QUOTE (Midas @ Nov 11 2011, 01:42 AM)

@Nezumi
Don't have the time or Data Search-fu to compare areas of the UK to areas with similar gun laws in the US, but would be interested to know if you can dig up any such data.
I also do in fact have a job. I went through this exact same conversation with myself a few years ago though, when, as an adult with a home, I had to make a decision about whether I wanted to own a firearm or not. I spent a few days doing some pretty intense research. I come from a very anti-gun household, and so that was my bias. I tried to get the strongest arguments from both sides, and measure them side-by-side. By the end of it, my position had almost completely reverse. My only regret to date is not saving all the links

A quicker comparison than prison violence is rape. Rape is perpetrated just as easily if not more easily without a firearm, so if firearm availability is the driving factor in homicide, but no such factor exists in rape, then rape rates should be at least comparable. A quick check to wiki gives us numbers:
http://en.wikipedia.org/wiki/Rape_statisticsUK (including England and Wales) was 13k in 2009. US was 89k. US rates are nearly eight times higher.

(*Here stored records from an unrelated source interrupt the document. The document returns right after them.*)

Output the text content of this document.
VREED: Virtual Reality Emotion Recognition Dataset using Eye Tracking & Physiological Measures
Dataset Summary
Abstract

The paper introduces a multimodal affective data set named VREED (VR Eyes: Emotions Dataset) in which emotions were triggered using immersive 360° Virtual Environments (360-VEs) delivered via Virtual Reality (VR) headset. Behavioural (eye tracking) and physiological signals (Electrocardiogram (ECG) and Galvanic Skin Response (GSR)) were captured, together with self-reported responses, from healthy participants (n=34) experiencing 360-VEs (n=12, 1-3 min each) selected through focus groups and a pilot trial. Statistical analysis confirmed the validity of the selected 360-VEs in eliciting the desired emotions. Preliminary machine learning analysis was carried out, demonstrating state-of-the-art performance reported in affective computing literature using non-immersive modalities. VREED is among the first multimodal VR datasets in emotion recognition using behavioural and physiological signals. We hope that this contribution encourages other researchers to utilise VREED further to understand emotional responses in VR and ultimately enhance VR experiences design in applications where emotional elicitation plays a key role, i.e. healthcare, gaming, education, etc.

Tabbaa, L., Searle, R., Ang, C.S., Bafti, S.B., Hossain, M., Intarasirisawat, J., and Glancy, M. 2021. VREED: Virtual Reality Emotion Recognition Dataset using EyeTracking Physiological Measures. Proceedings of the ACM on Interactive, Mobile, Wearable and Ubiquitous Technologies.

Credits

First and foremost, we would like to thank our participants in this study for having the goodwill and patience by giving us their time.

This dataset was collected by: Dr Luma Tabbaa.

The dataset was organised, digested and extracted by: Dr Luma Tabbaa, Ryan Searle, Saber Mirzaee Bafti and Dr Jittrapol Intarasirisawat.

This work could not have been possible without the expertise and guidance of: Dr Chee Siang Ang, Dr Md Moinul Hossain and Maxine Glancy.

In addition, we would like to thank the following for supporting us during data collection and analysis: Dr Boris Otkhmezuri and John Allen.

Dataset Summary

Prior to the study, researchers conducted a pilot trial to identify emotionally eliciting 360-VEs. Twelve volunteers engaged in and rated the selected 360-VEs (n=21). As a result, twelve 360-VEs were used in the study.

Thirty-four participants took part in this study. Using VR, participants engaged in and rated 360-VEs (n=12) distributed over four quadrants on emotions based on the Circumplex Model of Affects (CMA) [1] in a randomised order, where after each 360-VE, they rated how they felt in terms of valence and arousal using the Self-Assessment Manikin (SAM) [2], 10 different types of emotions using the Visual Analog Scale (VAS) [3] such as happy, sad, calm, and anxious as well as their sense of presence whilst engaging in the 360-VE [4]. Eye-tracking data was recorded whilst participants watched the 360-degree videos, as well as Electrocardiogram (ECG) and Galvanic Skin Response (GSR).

I don't have numbers for me for crime in prison. When I did do research, US prison violence was significantly higher than in the UK. I'd like to think you can take my word for it, but I don't expect it.
Comparing London and NYC violence:
http://www.parliament.uk/commons/lib/resea...99/rp99-111.pdf - check page 14. This is per capita and for England & Wales. We can translate that using the population data on page 3 for 1920 to 315 homicides total for the area.
Contrast this with homicides for NYC at the time:
http://en.wikipedia.org/wiki/File:NYC_murders.PNG to establish a baseline (looks like around 400 for 1926). I apologize we can't do per capita on each. I didn't have time to dig deeper, so this is what I have 'off the cuff' for NYC. However, we can calculate the per capita, since we know the population of NYC to be 7M in 1930. 400 homicides, 3M people, gives us 133 homicides per 1 million people (contrast again with England/Wales' 8.3). This is a HUGE gap. At this time, all of the areas in question had near identical firearm laws (i.e., none).Yet NYC killed round about 20 times more people in a year.
As time goes on, England continues to put on more restrictive firearm laws. The biggest are in 1920, 1937, and 1988. Each of these years major new restrictions on firearms came out. You can look at the graph of crime and homicides and tell me how successful they were for yourself. Contrast this with NYC. Major laws put on the books in 1934, and 1986. New York put additional laws in place in 1911 (out of scope), 1967, and 1991. One of those matches a drop in homicides, although more digging suggests other causes at work, since the same drop occurred across the country, in places which put no such laws in place.
Here's a nice article on the success of UK's gun control from Reason magazine too.
http://reason.com/archives/2002/11/01/gun-...come/singlepageI'm not saying you're wrong. I honestly don't know. All I'm saying is that the answer doesn't seem to be as clear cut as putting two countries next to each other for a moment in time.